112, first paragraph (pre-AIA ), because the specification does not reasonably provide
enablement of the instant “serotonin agonist”, “indirect serotonin receptor antagonist” and
“entactogen” without limitation (i.e., no named compounds). The specification does not
enable any person skilled in the art to which it pertains, or with which it is most nearly
connected, to make the invention commensurate in scope with these claims.
ln In re Wands, 8 USPQ2d 1400 (1988), factors to be considered in determining
whether a disclosure meets the enablement requirement of 35 U.S.C. 112, first
paragraph, have been described. They are:
1. the nature of the invention,
2. the state of the prior art,
3. the predictability or Iack thereof in the art,
4. the amount of direction or guidance present,
5. the presence or absence of working examples,
6. the breadth of the claims,
7. the quantity of experimentation needed, and
8. the level of the skill in the art.
In the instant case:
The nature of the invention
The nature of the invention is a method of use using “serotonin agonist” and “entactogen” without limitation (i.e., no named compound), see claims 45, 51 and 60.

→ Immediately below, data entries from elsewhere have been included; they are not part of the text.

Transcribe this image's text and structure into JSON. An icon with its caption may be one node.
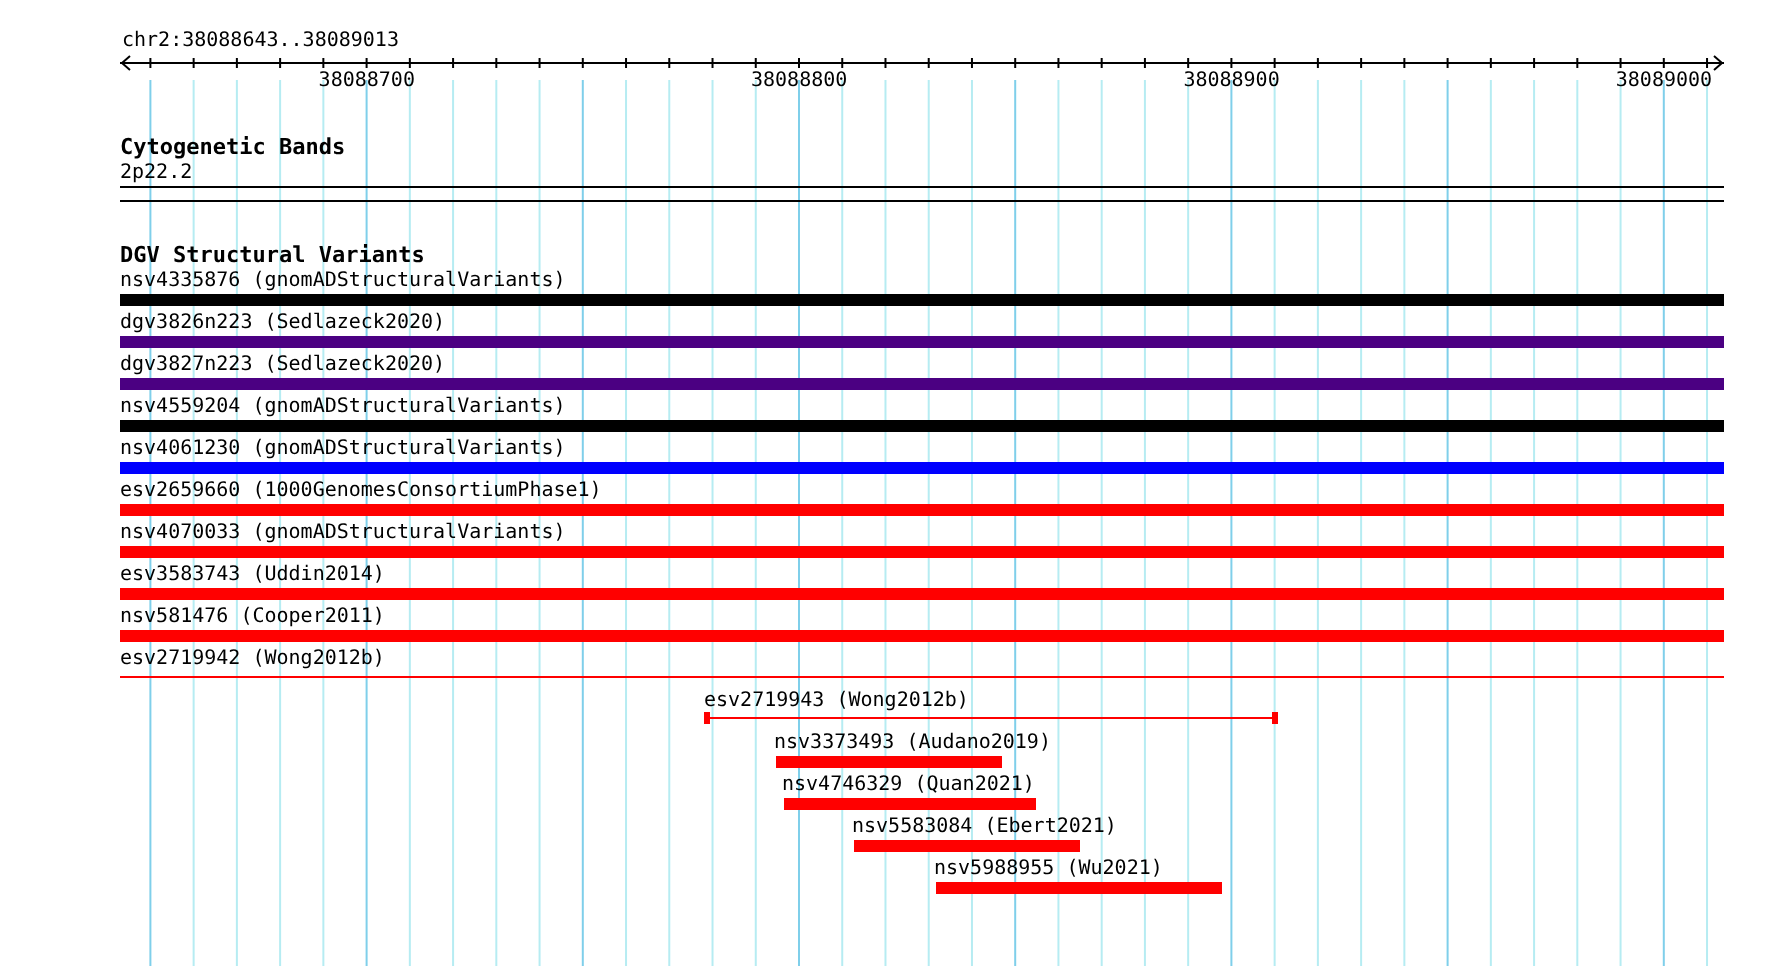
{
  "diagram": {
    "nodes": [
      {
        "text": [
          "nsv4335876 (gnomADStructuralVariants)"
        ]
      },
      {
        "text": [
          "dgv3826n223 (Sedlazeck2020)"
        ]
      },
      {
        "text": [
          "dgv3827n223 (Sedlazeck2020)"
        ]
      },
      {
        "text": [
          "nsv4559204 (gnomADStructuralVariants)"
        ]
      },
      {
        "text": [
          "nsv4061230 (gnomADStructuralVariants)"
        ]
      },
      {
        "text": [
          "esv2659660 (1000GenomesConsortiumPhase1)"
        ]
      },
      {
        "text": [
          "nsv4070033 (gnomADStructuralVariants)"
        ]
      },
      {
        "text": [
          "esv3583743 (Uddin2014)"
        ]
      },
      {
        "text": [
          "nsv581476 (Cooper2011)"
        ]
      },
      {
        "text": [
          "esv2719942 (Wong2012b)"
        ]
      },
      {
        "text": [
          "esv2719943 (Wong2012b)"
        ]
      },
      {
        "text": [
          "nsv3373493 (Audano2019)"
        ]
      },
      {
        "text": [
          "nsv4746329 (Quan2021)"
        ]
      },
      {
        "text": [
          "nsv5583084 (Ebert2021)"
        ]
      },
      {
        "text": [
          "nsv5988955 (Wu2021)"
        ]
      }
    ],
    "labels": [
      "chr2:38088643..38089013",
      "38088700",
      "38088800",
      "38088900",
      "38089000",
      "Cytogenetic Bands",
      "2p22.2",
      "DGV Structural Variants"
    ]
  }
}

The state of the prior art and the predictability or Iack thereof in the art
The state of the prior art is Ameri et al. US 2023/0210762 A, it discloses that
psilocybin as serotonin agonist, see column 14.
The amount of direction or guidance present and the presence or absence
of working examples
The only direction or guidance present in the instant specification is the description of a number of “serotonin agonist” and “entactogen” on pages 2-4 of the specification. There is no data present in the instant specification for “serotonin agonist”, “indirect serotonin receptor antagonist” and “entactogen” without limitation (i.e., no named compound).
The breadth of the claims
The instant breadth of the rejected claims is broader than the disclosure,
specifically, the instant “serotonin agonist”, “indirect serotonin receptor antagonist” and “entactogen” are without limitation (i.e., no named compound).

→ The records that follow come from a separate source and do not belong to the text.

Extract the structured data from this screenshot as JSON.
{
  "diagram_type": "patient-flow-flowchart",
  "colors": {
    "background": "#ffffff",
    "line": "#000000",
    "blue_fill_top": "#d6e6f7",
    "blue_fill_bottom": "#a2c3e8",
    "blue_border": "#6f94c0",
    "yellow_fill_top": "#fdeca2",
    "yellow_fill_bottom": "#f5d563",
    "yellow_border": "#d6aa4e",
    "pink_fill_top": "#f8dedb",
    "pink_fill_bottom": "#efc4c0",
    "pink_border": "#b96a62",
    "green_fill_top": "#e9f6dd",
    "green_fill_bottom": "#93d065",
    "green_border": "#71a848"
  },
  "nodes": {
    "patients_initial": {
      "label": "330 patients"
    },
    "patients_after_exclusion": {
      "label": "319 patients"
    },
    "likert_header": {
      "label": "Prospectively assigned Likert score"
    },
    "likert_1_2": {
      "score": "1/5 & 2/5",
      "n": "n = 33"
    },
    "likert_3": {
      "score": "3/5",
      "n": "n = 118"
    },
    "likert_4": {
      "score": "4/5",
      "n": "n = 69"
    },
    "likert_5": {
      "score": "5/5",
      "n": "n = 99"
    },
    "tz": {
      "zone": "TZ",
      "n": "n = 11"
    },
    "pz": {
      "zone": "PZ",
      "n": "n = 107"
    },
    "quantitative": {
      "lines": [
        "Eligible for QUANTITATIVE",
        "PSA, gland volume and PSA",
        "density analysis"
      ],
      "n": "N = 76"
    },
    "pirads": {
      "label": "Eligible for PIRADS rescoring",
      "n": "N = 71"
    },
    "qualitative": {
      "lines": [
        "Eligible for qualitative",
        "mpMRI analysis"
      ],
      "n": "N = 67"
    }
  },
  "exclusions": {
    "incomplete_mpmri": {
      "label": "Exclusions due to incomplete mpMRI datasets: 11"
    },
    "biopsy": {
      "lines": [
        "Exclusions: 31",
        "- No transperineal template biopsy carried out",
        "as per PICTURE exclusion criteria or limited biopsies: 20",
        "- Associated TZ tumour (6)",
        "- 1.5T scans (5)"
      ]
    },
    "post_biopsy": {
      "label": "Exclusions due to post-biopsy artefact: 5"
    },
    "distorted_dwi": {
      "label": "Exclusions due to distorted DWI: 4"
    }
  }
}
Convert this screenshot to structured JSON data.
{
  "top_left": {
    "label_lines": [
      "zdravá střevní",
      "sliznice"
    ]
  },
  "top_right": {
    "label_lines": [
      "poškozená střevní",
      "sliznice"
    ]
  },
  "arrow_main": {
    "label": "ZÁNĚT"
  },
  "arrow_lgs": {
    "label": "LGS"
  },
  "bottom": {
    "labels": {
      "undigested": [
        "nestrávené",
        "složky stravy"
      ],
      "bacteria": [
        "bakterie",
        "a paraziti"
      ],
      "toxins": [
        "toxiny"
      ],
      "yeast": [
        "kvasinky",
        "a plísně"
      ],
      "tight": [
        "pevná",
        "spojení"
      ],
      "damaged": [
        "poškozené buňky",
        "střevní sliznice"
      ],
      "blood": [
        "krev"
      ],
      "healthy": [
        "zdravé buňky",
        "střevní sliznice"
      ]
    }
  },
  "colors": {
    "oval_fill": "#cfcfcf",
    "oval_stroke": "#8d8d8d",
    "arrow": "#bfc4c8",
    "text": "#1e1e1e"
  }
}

The quantity or experimentation needed and the Ievel of skill in the art
While the level of the skill in the chemical arts is high, it would require
undue experimentation of one of ordinary skill in the art to resolve any “serotonin agonist” and “entactogen” without limitation. There is no guidance or working examples present for constitutional any “serotonin agonist” and “entactogen” without limitation for the instant invention. Incorporation of the limitation of “serotonin agonist”, “indirect serotonin receptor antagonist” and “entactogen” (i.e., claims 47-48) supported by specification into claims 45, 51 and 60 would overcome this rejection.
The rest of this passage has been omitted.